There’s enough research out there now for us to know that major transitions, like retirement, can increase the risk of heart disease and major health issues by up to 40%. But you can probably tell if you’ve got too much downtime by a sense of malaise and low-grade depression and motivation that begins to sneak up on you. You have all the time in the world, but you don’t really want to do anything with it.
Whether it is the stress of the transition or the amount of unstructured time and loss of meaningful roles to play, it is important if you find yourself with too much downtime that you be aware of the potential negative impact on your mental and physical health and act now.
Find the Middle
You know I’m always preaching that the ends of any continuum are where you are likely to find less health and more dis-ease. And when it comes to busy-ness, it’s the same: Health and happiness will be near the center, where there is a balance between being busy and productive and relaxed and unstructured.
Structure Your Unstructured Time
If you are at home all day, you will be healthier and happier if you have a day planner and schedule your day just like you were “at work.” You can write in blocks of time you will devote to various aspects of your life: mental, emotional, physical, social, and spiritual. You can set goals in each of those areas and be sure you are spending a certain amount of time each day or work working on them.

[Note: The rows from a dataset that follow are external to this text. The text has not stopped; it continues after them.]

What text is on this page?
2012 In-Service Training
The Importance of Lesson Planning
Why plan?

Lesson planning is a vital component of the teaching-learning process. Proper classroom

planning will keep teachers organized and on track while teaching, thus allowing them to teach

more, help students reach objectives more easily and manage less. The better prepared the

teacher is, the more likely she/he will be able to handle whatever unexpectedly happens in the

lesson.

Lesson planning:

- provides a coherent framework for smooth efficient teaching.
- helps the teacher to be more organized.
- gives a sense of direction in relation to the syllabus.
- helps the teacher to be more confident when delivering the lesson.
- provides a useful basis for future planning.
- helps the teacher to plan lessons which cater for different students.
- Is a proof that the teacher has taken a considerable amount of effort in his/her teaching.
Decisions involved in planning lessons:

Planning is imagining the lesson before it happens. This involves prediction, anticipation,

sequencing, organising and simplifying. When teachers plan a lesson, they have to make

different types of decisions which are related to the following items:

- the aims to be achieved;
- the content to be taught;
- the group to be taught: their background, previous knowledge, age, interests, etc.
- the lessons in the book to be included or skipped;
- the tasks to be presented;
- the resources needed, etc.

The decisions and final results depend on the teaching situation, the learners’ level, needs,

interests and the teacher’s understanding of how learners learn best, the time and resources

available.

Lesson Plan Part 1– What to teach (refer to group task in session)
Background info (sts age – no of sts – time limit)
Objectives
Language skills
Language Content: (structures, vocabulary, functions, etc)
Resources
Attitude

Just because you are “disabled,” unemployed, or job-seeking doesn’t mean you stop being a person who needs to take care of all aspects of your life.
Go for Balance
Remember you don’t want to go to the other end of the continuum and fill up every hour with activities. Go for balance. You still need downtime during downtime! But you will feel better and cut your risk of feeling depressed and anxious, or of developing major medical issues, if you can learn how to manage having too much downtime in ways that allow you to feel productive, engaged, stimulated, and continue to feel connected to the world in which you live.
P.S. If you’re on vacation, ignore everything you just read. Relax, enjoy, feel free not to plan a thing. Except for who’s going to feed your cats while you’re gone. Take care of that then relax and enjoy and we’ll see you when you get back!